17 Nisan 2018 Salı Saat: 10:43
İlk olarak 12 Eylül askeri darbesinin ardından uygulanan yeni-liberal politikalarla birlikte taşeronlaştırma hem kamuda hem özel sektörde yaygınlaşmaya başladı.Bu yaygınlaşmanın işveren açısından önemli kazançları vardı.Böylece sendikalaşmanın önüne geçilebildiği gibi,taşeron firma sahipleri de pastadan büyük pay sahibi olabiliyordu.Ayrıca taşeron, iş yerlerine istediği insanları çok rahatlıkla yerleştirebiliyordu.
Bu sistem öylesine kabul gördü ki devlet kurumları bu sisteme cankurtaran gibi sarıldılar.Açılmayan kadrolar nedeniyle eksik kalan elaman ihtiyaçlarını çok rahatlıkla teşoron üzerinden sağlayabiliyorlardı.
İlk başlarda kartopu gibi duran bu sistem zamanla siyasi iktidarların uygulamaları nedeniyle çığ gibi büyüdü.Özel sektörde bu konuda çok ilginç uygulamalar yapıyordu.Koca koca holdingler,kendi kurdukları teşoron'lar üzerinden kendi fabrikalarına elaman alıyorlardı.Onlarda böyle bir sistem ile çalışanların sendikalı olmasını engelledikleri gibi,diğer taraftan da bir çok sosyal haklarını sanki iyilik yapıyormuş gibi sunuyorlardı.

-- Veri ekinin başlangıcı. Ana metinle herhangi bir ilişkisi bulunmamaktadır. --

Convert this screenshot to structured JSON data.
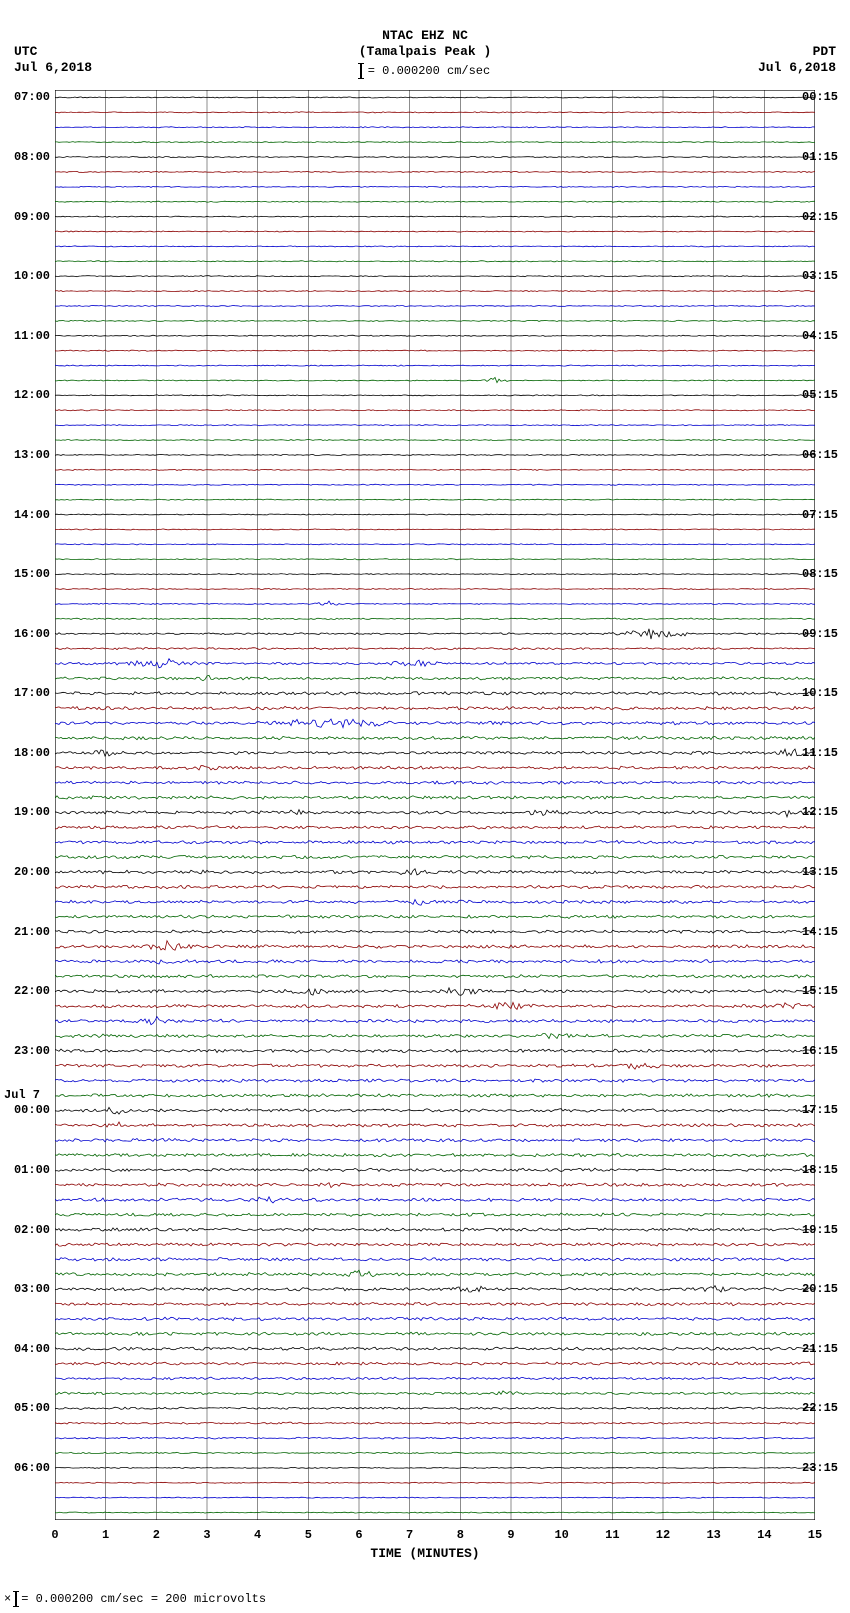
{
  "header": {
    "station": "NTAC EHZ NC",
    "location": "(Tamalpais Peak )",
    "scale_text": "= 0.000200 cm/sec"
  },
  "corners": {
    "tl_tz": "UTC",
    "tl_date": "Jul 6,2018",
    "tr_tz": "PDT",
    "tr_date": "Jul 6,2018"
  },
  "footer": {
    "text": "= 0.000200 cm/sec =    200 microvolts",
    "prefix": "×"
  },
  "xaxis": {
    "title": "TIME (MINUTES)",
    "ticks": [
      0,
      1,
      2,
      3,
      4,
      5,
      6,
      7,
      8,
      9,
      10,
      11,
      12,
      13,
      14,
      15
    ]
  },
  "trace_colors": [
    "#000000",
    "#8b0000",
    "#0000cd",
    "#006400"
  ],
  "grid_color": "#000000",
  "background": "#ffffff",
  "plot": {
    "n_traces": 96,
    "minutes": 15,
    "left_labels": [
      {
        "i": 0,
        "t": "07:00"
      },
      {
        "i": 4,
        "t": "08:00"
      },
      {
        "i": 8,
        "t": "09:00"
      },
      {
        "i": 12,
        "t": "10:00"
      },
      {
        "i": 16,
        "t": "11:00"
      },
      {
        "i": 20,
        "t": "12:00"
      },
      {
        "i": 24,
        "t": "13:00"
      },
      {
        "i": 28,
        "t": "14:00"
      },
      {
        "i": 32,
        "t": "15:00"
      },
      {
        "i": 36,
        "t": "16:00"
      },
      {
        "i": 40,
        "t": "17:00"
      },
      {
        "i": 44,
        "t": "18:00"
      },
      {
        "i": 48,
        "t": "19:00"
      },
      {
        "i": 52,
        "t": "20:00"
      },
      {
        "i": 56,
        "t": "21:00"
      },
      {
        "i": 60,
        "t": "22:00"
      },
      {
        "i": 64,
        "t": "23:00"
      },
      {
        "i": 68,
        "t": "00:00"
      },
      {
        "i": 72,
        "t": "01:00"
      },
      {
        "i": 76,
        "t": "02:00"
      },
      {
        "i": 80,
        "t": "03:00"
      },
      {
        "i": 84,
        "t": "04:00"
      },
      {
        "i": 88,
        "t": "05:00"
      },
      {
        "i": 92,
        "t": "06:00"
      }
    ],
    "day_label": {
      "i": 67,
      "t": "Jul 7"
    },
    "right_labels": [
      {
        "i": 0,
        "t": "00:15"
      },
      {
        "i": 4,
        "t": "01:15"
      },
      {
        "i": 8,
        "t": "02:15"
      },
      {
        "i": 12,
        "t": "03:15"
      },
      {
        "i": 16,
        "t": "04:15"
      },
      {
        "i": 20,
        "t": "05:15"
      },
      {
        "i": 24,
        "t": "06:15"
      },
      {
        "i": 28,
        "t": "07:15"
      },
      {
        "i": 32,
        "t": "08:15"
      },
      {
        "i": 36,
        "t": "09:15"
      },
      {
        "i": 40,
        "t": "10:15"
      },
      {
        "i": 44,
        "t": "11:15"
      },
      {
        "i": 48,
        "t": "12:15"
      },
      {
        "i": 52,
        "t": "13:15"
      },
      {
        "i": 56,
        "t": "14:15"
      },
      {
        "i": 60,
        "t": "15:15"
      },
      {
        "i": 64,
        "t": "16:15"
      },
      {
        "i": 68,
        "t": "17:15"
      },
      {
        "i": 72,
        "t": "18:15"
      },
      {
        "i": 76,
        "t": "19:15"
      },
      {
        "i": 80,
        "t": "20:15"
      },
      {
        "i": 84,
        "t": "21:15"
      },
      {
        "i": 88,
        "t": "22:15"
      },
      {
        "i": 92,
        "t": "23:15"
      }
    ],
    "amp_base": 0.6,
    "amp_mid": 1.8,
    "events": [
      {
        "trace": 19,
        "x": 8.7,
        "w": 0.3,
        "a": 3.0
      },
      {
        "trace": 34,
        "x": 5.4,
        "w": 0.4,
        "a": 3.0
      },
      {
        "trace": 36,
        "x": 11.8,
        "w": 0.9,
        "a": 5.5
      },
      {
        "trace": 38,
        "x": 2.0,
        "w": 0.9,
        "a": 6.5
      },
      {
        "trace": 38,
        "x": 7.0,
        "w": 0.7,
        "a": 4.5
      },
      {
        "trace": 39,
        "x": 3.0,
        "w": 0.2,
        "a": 3.0
      },
      {
        "trace": 42,
        "x": 5.5,
        "w": 1.5,
        "a": 4.0
      },
      {
        "trace": 44,
        "x": 1.0,
        "w": 0.3,
        "a": 3.5
      },
      {
        "trace": 44,
        "x": 14.5,
        "w": 0.4,
        "a": 3.5
      },
      {
        "trace": 45,
        "x": 3.0,
        "w": 0.3,
        "a": 3.0
      },
      {
        "trace": 48,
        "x": 4.8,
        "w": 0.3,
        "a": 3.0
      },
      {
        "trace": 48,
        "x": 9.6,
        "w": 0.4,
        "a": 3.5
      },
      {
        "trace": 48,
        "x": 14.5,
        "w": 0.4,
        "a": 3.5
      },
      {
        "trace": 52,
        "x": 2.8,
        "w": 0.3,
        "a": 3.0
      },
      {
        "trace": 52,
        "x": 7.0,
        "w": 0.4,
        "a": 3.0
      },
      {
        "trace": 54,
        "x": 7.3,
        "w": 0.4,
        "a": 3.5
      },
      {
        "trace": 57,
        "x": 2.2,
        "w": 0.6,
        "a": 5.0
      },
      {
        "trace": 58,
        "x": 2.2,
        "w": 0.3,
        "a": 4.0
      },
      {
        "trace": 60,
        "x": 5.0,
        "w": 0.5,
        "a": 3.5
      },
      {
        "trace": 60,
        "x": 8.0,
        "w": 0.5,
        "a": 3.5
      },
      {
        "trace": 61,
        "x": 9.0,
        "w": 0.5,
        "a": 3.5
      },
      {
        "trace": 61,
        "x": 14.5,
        "w": 0.4,
        "a": 3.5
      },
      {
        "trace": 62,
        "x": 2.0,
        "w": 0.6,
        "a": 3.0
      },
      {
        "trace": 63,
        "x": 10.0,
        "w": 0.6,
        "a": 3.0
      },
      {
        "trace": 65,
        "x": 11.6,
        "w": 0.4,
        "a": 4.0
      },
      {
        "trace": 68,
        "x": 1.2,
        "w": 0.3,
        "a": 3.0
      },
      {
        "trace": 69,
        "x": 1.2,
        "w": 0.3,
        "a": 3.5
      },
      {
        "trace": 73,
        "x": 5.5,
        "w": 0.4,
        "a": 3.0
      },
      {
        "trace": 74,
        "x": 4.3,
        "w": 0.4,
        "a": 3.0
      },
      {
        "trace": 79,
        "x": 6.0,
        "w": 0.5,
        "a": 3.0
      },
      {
        "trace": 80,
        "x": 8.2,
        "w": 0.4,
        "a": 3.0
      },
      {
        "trace": 80,
        "x": 13.0,
        "w": 0.4,
        "a": 3.0
      },
      {
        "trace": 87,
        "x": 9.0,
        "w": 0.4,
        "a": 3.0
      }
    ]
  }
}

Benim de yıllarca karşı olduğum bu sistem,öylesine bir haksızlığa sebep oldu ki,ne ilerisi vicdanlarda rahatlık bıraktı,ne gerisi adaletli durdu...
Siyasal iktidar(bunu bir başkası da yapabilirdi) taşeron'a kadro sözü vererek bu memlekette kpss veya diğer sınavlarla işe girmek için çaba sarf eden umut bağlayan milyonlarca insanın hakkının yenilmesine sebep oldu.
Yıllardır bu sınavlara giren,sizin benim diğerlerinin evlatları,yeğenleri,komşuları,tanıdıkları hala sınavla devlette iş edinmek için çalışırken,çabalarken ........Siz, birden bire o işlere torpil ile girmiş yüz binlere kadro vererek bedduaların,ah'ların en büyüğünü aldığınızın farkında değil misiniz?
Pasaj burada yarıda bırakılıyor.